The Societal Influence of Propaganda: What We Can Learn from Jojo Rabbit

One invaluable aspect of movies is its ability to transport us into stories of historical events—it’s almost always one we would have otherwise not experienced! The movie Jojo Rabbit achieves this historical insight and gives a unique perspective on life during World War II as a young patriotic German boy excited to join Hitler Youth Camp. Throughout the film we see Jojo’s relationship towards the Nazi Party and Hitler unfold. At ClassHook, we’ve identified the important role this film plays in introducing students to the domination of propaganda during a heated political climate and the importance of being skeptical towards blind followership in response. 

What Is Propaganda?

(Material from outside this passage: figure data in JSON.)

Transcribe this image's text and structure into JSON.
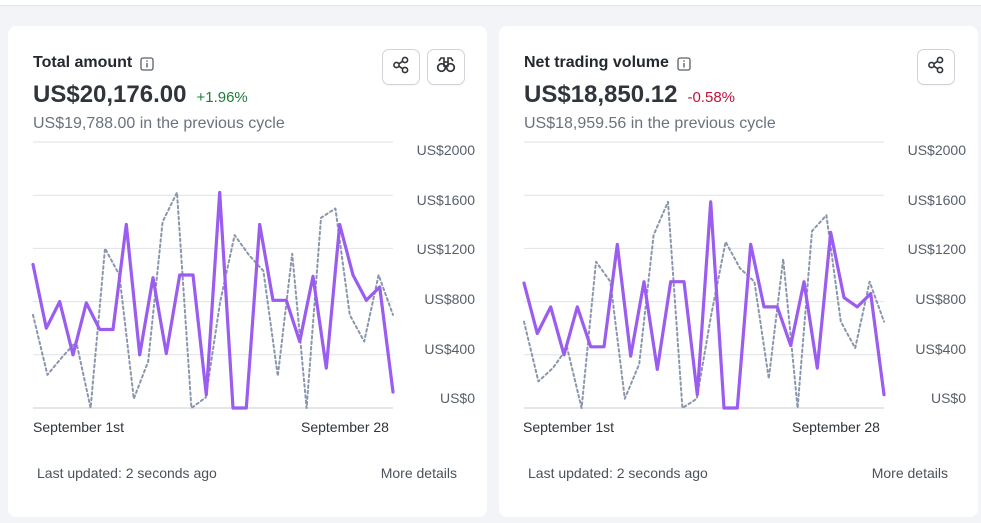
{
  "colors": {
    "current": "#9b5cf0",
    "previous": "#8a96ab",
    "grid": "#dfe2e7"
  },
  "cards": [
    {
      "title": "Total amount",
      "value": "US$20,176.00",
      "delta": "+1.96%",
      "delta_trend": "positive",
      "previous_text": "US$19,788.00 in the previous cycle",
      "actions": [
        "share-icon",
        "binoculars-icon"
      ],
      "footer_left": "Last updated: 2 seconds ago",
      "footer_right": "More details",
      "chart_data": {
        "type": "line",
        "x_labels": [
          "September 1st",
          "September 28"
        ],
        "y_ticks": [
          "US$2000",
          "US$1600",
          "US$1200",
          "US$800",
          "US$400",
          "US$0"
        ],
        "ylim": [
          0,
          2000
        ],
        "grid": true,
        "series": [
          {
            "role": "current",
            "values": [
              1080,
              600,
              800,
              400,
              790,
              590,
              590,
              1380,
              400,
              980,
              410,
              1000,
              1000,
              100,
              1620,
              0,
              0,
              1380,
              810,
              810,
              500,
              990,
              300,
              1380,
              1000,
              810,
              910,
              120
            ]
          },
          {
            "role": "previous",
            "values": [
              700,
              250,
              380,
              500,
              0,
              1200,
              1000,
              70,
              350,
              1400,
              1620,
              0,
              80,
              800,
              1300,
              1150,
              1030,
              240,
              1160,
              0,
              1430,
              1500,
              700,
              500,
              1000,
              700
            ]
          }
        ]
      }
    },
    {
      "title": "Net trading volume",
      "value": "US$18,850.12",
      "delta": "-0.58%",
      "delta_trend": "negative",
      "previous_text": "US$18,959.56 in the previous cycle",
      "actions": [
        "share-icon"
      ],
      "footer_left": "Last updated: 2 seconds ago",
      "footer_right": "More details",
      "chart_data": {
        "type": "line",
        "x_labels": [
          "September 1st",
          "September 28"
        ],
        "y_ticks": [
          "US$2000",
          "US$1600",
          "US$1200",
          "US$800",
          "US$400",
          "US$0"
        ],
        "ylim": [
          0,
          2000
        ],
        "grid": true,
        "series": [
          {
            "role": "current",
            "values": [
              940,
              560,
              760,
              400,
              760,
              460,
              460,
              1230,
              390,
              950,
              290,
              950,
              950,
              100,
              1550,
              0,
              0,
              1230,
              760,
              760,
              470,
              950,
              300,
              1320,
              830,
              760,
              860,
              100
            ]
          },
          {
            "role": "previous",
            "values": [
              650,
              200,
              300,
              450,
              0,
              1100,
              950,
              70,
              330,
              1300,
              1550,
              0,
              70,
              700,
              1250,
              1050,
              950,
              220,
              1120,
              0,
              1330,
              1450,
              650,
              450,
              950,
              650
            ]
          }
        ]
      }
    }
  ]
}
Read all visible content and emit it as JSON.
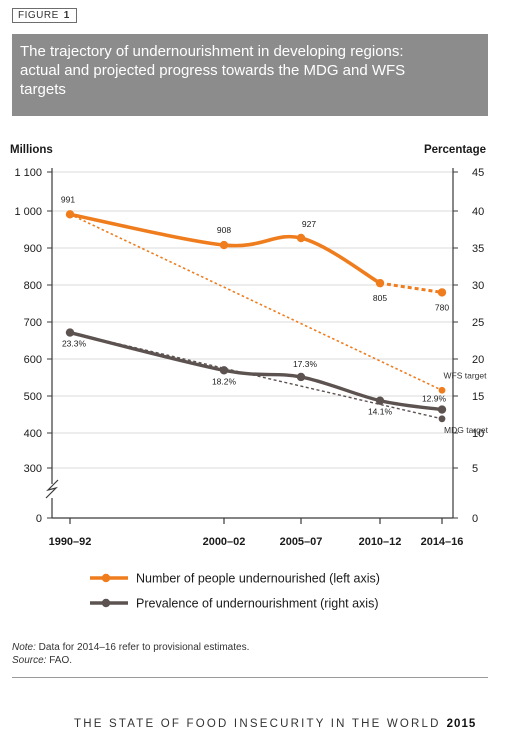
{
  "figure": {
    "tag_label": "FIGURE",
    "tag_number": "1"
  },
  "title": {
    "line1": "The trajectory of undernourishment in developing regions:",
    "line2": "actual and projected progress towards the MDG and WFS",
    "line3": "targets"
  },
  "colors": {
    "orange": "#ef7d1e",
    "gray": "#5c5351",
    "title_bg": "#8c8c8c",
    "axis": "#3a3a3a"
  },
  "chart_data": {
    "type": "line",
    "left_axis": {
      "label": "Millions",
      "ticks": [
        "1 100",
        "1 000",
        "900",
        "800",
        "700",
        "600",
        "500",
        "400",
        "300",
        "0"
      ]
    },
    "right_axis": {
      "label": "Percentage",
      "ticks": [
        "45",
        "40",
        "35",
        "30",
        "25",
        "20",
        "15",
        "10",
        "5",
        "0"
      ]
    },
    "x_ticks": [
      "1990–92",
      "2000–02",
      "2005–07",
      "2010–12",
      "2014–16"
    ],
    "series": [
      {
        "name": "Number of people undernourished (left axis)",
        "axis": "left",
        "x": [
          "1990–92",
          "2000–02",
          "2005–07",
          "2010–12",
          "2014–16"
        ],
        "values": [
          991,
          908,
          927,
          805,
          780
        ],
        "labels": [
          "991",
          "908",
          "927",
          "805",
          "780"
        ]
      },
      {
        "name": "Prevalence of undernourishment (right axis)",
        "axis": "right",
        "x": [
          "1990–92",
          "2000–02",
          "2005–07",
          "2010–12",
          "2014–16"
        ],
        "values": [
          23.3,
          18.2,
          17.3,
          14.1,
          12.9
        ],
        "labels": [
          "23.3%",
          "18.2%",
          "17.3%",
          "14.1%",
          "12.9%"
        ]
      }
    ],
    "targets": [
      {
        "name": "WFS target",
        "axis": "left",
        "from": 991,
        "to": 515.5
      },
      {
        "name": "MDG target",
        "axis": "right",
        "from": 23.3,
        "to": 11.65
      }
    ]
  },
  "note": {
    "note_label": "Note:",
    "note_text": " Data for 2014–16 refer to provisional estimates.",
    "source_label": "Source:",
    "source_text": " FAO."
  },
  "running_footer": {
    "text": "THE STATE OF FOOD INSECURITY IN THE WORLD",
    "year": "2015"
  }
}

How Is It Explored In Jojo Rabbit? 

Propaganda is biased and misleading information utilized to popularize a political perspective or ideology. During World War II, Nazi propaganda was commonly expressed through posters and camps. In Jojo Rabbit, the Hitler Youth Camp is a form of propaganda itself as it aims to spread the ideas and values of the Nazi Party to young and impressionable German boys. 

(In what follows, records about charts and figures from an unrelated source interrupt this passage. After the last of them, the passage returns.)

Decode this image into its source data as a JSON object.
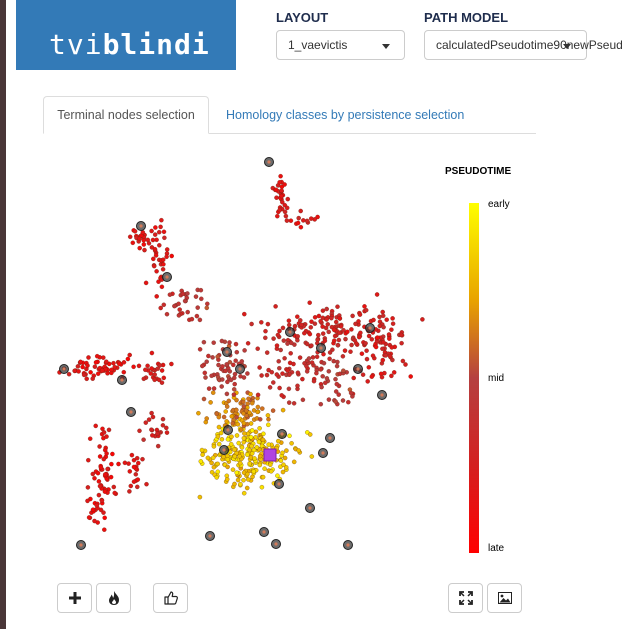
{
  "header": {
    "logo_light": "tvi",
    "logo_bold": "blindi",
    "layout_label": "LAYOUT",
    "layout_value": "1_vaevictis",
    "path_model_label": "PATH MODEL",
    "path_model_value": "calculatedPseudotime90newPseud"
  },
  "tabs": [
    {
      "label": "Terminal nodes selection",
      "active": true
    },
    {
      "label": "Homology classes by persistence selection",
      "active": false
    }
  ],
  "legend": {
    "title": "PSEUDOTIME",
    "ticks": [
      "early",
      "mid",
      "late"
    ]
  },
  "toolbar": {
    "left_icons": [
      "plus-icon",
      "fire-icon",
      "thumbs-up-icon"
    ],
    "right_icons": [
      "expand-icon",
      "image-icon"
    ]
  },
  "colors": {
    "brand": "#337ab7",
    "selected_node": "#b044e0",
    "terminal_node": "#333333"
  }
}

For another example, the pro-Nazi poster above on the left reads “The Marshall and the Corporal Fight with US for Peace and Equality”. To the right of this, the poster reads “Our Last Hope Hitler”. Both of these aimed to influence Germany to support and defend these figures, as well as adopt their mindsets. 

Jojo Rabbit Hitler Youth Camp As Harmful Propaganda

This clip is a prime example of the Nazi propaganda. The activities and ideologies being glorified and taught by the Hitler Youth Camp are outrageous and bizarre, yet not once are they questioned. The boys in the camp are depicted to be practicing agility and strength in nature, throwing axes, wearing gas masks, wrestling, drawing Jewish people based on outrageous Nazi ideologies, and burning books. A number of these outdoor activities can be viewed as recreational, and are often engaged in today. These fun activities meshed with the harmful hate speech towards Jewish people and Nazi mindsets influence these young boys to believing these things are just as simple and agreeable. Such manipulation is shown to be very successful as we see the boys in the camp excitingly participating. 

With Jojo, however, we can see him being puzzled throughout the clips. This is specifically noticeable when he runs away during the fighting scene (0:40-0:50) and the book burning at the end. During the book burning we see Jojo posed with confusion, asking himself, “Why is this fun?” A few moments later we see him joining in on the boys’ dancing and cheering. This displays Jojo’s true involvement to be rooted in his wishes to be accepted, rather than the intrinsic agreement with what’s being taught. 

Another feature important to recognize in the book burning scene is Captain Klenzendorf’s depiction. He is shown with a face of disdain while looking at the pile of books. This can easily make viewers confused, as he is the leader of this camp. 

Why Is Captain Klenzendorf Upset? What Can We Learn?

What do these scenes of Jojo and Captain Klenzendorf mean? After looking at these characters in the context of World War II, the issue revealed, and what we can learn from this movie, is the confining socialization of propaganda. With Jojo, he truly is a naive child growing up in a time period where conforming to these values are part of being accepted by the dominant group. In other words, Jojo wants to be in the club. Not for what it stands for, but for feeling that he belongs. The severity of this is especially noticeable with Captain Klenzendorf. Even though he stands as the leader of the Hitler Youth Camp, this doesn’t mean much as he too is forced into acting with Nazi mindset. Throughout the movie we see the consequences faced by individuals who outwardly disagree with the Nazi party. One of the most painful scenes in the film displaying this is when we see Jojo’s mother, who secretly is against the Nazi Party, hanged in the middle of town. 

These popular ideologies of the Nazi party are inescapable, no matter the age—and this is an important angle to explore when looking at historical events. This is not to mean we should feel sympathy towards Nazi’s and dismiss the wrongness in their mindsets, but rather Jojo Rabbit is an important film because it displays the urgent need to conquer harmful propaganda with organized group rejection and retaliation. The sameness in the experiences and internalization of the Nazi party by Jojo and Captain Klenzendorf display that chances are, you aren’t the only one!